Russia has the world’s largest softwood resource but much of it remains untapped due to the historical lack of internal investment and infrastructure.

Overall, the government is changing legislation to semi-privatise the forestry ownership and harvesting industry. This means that a non-Russian company can take a 99-year lease on forestry areas, for example, and harvest according to agreed levels of sustainable activity – but the state retains long-term ownership.

This is to try and offer external investors a suitable reason to invest in the infrastructure that is required to further develop the Russian market.

Russia wants to increase the efficiency and effectiveness of its harvesting activities, and foreign investors are seen as a good way of achieving this – under the appropriate level of state control, of course.

Duties are being introduced on log exports in an attempt to further encourage foreign investors, even if it is only to secure the raw material to export as machined timber. The Russians are desperate to make the most of their resources and not sell logs cheaply to companies that will process and add value outside the country.

Domestic demand

This sort of investment is expected to increase Russian demand for timber as construction picks up internally – supported by rising oil prices – and, combined with rising expectations from the Russian consumer, more and more volume will be taken by the internal market.

Activity in various regions of this vast country varies dramatically, but the overall local economy is growing at around 8% and the existing housing stock is in huge need of repair and maintenance activity.

Currently lower grades of softwood are accepted by the domestic market for building and construction, with the higher quality grades generally being exported, but again this is expected to change over the coming years and more of the higher grade material will be consumed internally too.

&#8220The Russians are desperate to make the most of their resources and not sell logs cheaply to companies that will process and add value outside the country”

The forestry resources and markets are generally split between the north-western “European Russia” forestry and eastern “Asian Russia” forestry.

European Russia is the area most strongly developed in terms of forestry resources. Close geographic links with Baltic and Scandinavian countries have led to good use of accessible wood resources. Although better infrastructure and machinery will open this up further, growing domestic demand and the existing level of forest use mean exports to Europe will be limited.

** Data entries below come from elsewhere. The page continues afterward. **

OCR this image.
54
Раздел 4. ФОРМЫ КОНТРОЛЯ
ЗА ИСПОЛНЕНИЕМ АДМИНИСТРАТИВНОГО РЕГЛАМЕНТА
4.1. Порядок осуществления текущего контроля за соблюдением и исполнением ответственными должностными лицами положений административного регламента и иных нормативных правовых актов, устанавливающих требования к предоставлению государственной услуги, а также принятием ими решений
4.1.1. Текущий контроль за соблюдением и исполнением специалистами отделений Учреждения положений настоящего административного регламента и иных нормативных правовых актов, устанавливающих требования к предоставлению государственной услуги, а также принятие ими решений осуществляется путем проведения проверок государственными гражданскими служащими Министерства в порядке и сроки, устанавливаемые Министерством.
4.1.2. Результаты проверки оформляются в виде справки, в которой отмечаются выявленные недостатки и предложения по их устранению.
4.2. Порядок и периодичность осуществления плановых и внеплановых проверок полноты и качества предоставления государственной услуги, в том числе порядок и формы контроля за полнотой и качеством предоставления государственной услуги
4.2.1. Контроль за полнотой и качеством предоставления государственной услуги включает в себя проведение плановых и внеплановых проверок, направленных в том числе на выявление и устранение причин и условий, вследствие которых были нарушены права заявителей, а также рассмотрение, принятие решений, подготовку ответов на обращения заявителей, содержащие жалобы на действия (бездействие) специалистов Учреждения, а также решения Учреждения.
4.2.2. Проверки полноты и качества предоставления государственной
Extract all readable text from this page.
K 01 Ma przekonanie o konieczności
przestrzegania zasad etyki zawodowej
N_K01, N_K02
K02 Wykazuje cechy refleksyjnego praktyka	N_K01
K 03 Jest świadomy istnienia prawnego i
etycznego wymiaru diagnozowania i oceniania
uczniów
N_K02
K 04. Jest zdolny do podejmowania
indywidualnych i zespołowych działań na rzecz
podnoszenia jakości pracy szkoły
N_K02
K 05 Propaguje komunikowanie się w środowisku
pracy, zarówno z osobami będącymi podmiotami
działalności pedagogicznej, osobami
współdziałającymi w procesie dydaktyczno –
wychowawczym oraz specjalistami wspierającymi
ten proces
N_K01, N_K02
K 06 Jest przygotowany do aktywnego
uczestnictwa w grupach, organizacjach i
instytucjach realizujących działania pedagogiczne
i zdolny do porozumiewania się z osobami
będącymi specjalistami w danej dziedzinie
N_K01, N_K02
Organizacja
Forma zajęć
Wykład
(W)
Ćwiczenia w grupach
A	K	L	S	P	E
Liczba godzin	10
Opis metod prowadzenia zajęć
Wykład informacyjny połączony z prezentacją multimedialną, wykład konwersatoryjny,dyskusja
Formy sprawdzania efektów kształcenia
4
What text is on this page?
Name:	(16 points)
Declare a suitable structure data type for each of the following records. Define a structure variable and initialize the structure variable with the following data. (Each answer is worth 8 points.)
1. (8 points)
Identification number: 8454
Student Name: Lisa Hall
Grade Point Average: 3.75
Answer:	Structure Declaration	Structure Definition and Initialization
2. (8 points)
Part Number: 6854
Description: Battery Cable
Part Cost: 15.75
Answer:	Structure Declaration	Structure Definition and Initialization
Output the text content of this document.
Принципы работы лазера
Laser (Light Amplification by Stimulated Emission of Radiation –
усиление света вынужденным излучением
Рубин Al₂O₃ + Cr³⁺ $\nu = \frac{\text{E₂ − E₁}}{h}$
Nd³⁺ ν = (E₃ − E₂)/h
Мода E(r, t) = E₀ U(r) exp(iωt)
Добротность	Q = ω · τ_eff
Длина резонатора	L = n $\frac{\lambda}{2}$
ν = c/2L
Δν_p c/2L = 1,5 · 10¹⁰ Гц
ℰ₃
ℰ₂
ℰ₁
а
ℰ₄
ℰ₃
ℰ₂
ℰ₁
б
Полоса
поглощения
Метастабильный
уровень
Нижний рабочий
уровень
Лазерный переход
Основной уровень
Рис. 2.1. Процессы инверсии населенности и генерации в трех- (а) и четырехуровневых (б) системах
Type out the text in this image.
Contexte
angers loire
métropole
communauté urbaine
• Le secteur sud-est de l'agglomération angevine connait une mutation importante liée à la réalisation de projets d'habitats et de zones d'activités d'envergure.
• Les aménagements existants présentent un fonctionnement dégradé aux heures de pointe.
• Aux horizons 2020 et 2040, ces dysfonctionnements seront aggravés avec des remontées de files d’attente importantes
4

Baltic and Scandinavian manufacturers who had previously enjoyed relatively low log prices from Russia will also be faced with increased cost prices and the potential requirement to invest in Russian infrastructure to make the most of their forestry resources as president Putin tries to retain added-value processes within the country’s borders.

Foreign investment

Targeting Japan and the US for their foreign investment, Asian Russian countries may face similar issues as Baltic and Scandinavian exporters in terms of rising prices and the need to invest in Russian infrastructure.

China makes up 25% of log exports from the eastern forests and the close historical ties with China mean that log exports are set to continue growing, with a 40% increase in first-quarter softwood exports into China from 2005-2006. The longer lengths preferred by the Chinese are also more readily available and there is plenty of capacity in the forestry reserves if the appropriate infrastructure and investment is organised effectively.

One of the key reasons for international forestry businesses to invest in Russia is to secure the fibre source, not primarily for sawn timber but for the pulp and paper industry. Russia has some of the last resources of virgin, long fibre from spruce available in the world and it is much in demand for specific uses like paper packaging. This complements the faster grown products, with short fibres, which are useful for other types of products and are attracting investment in places like South America by the same international organisations.

International forestry company Metsäliitto‘s investment in the Svir mill and surrounding forestry follows this same strategy. This highlights how the benefits of investment will be enjoyed by the pulp and paper side of their business and also by Finnforest‘s solid wood customers looking for access to high quality Russian softwood.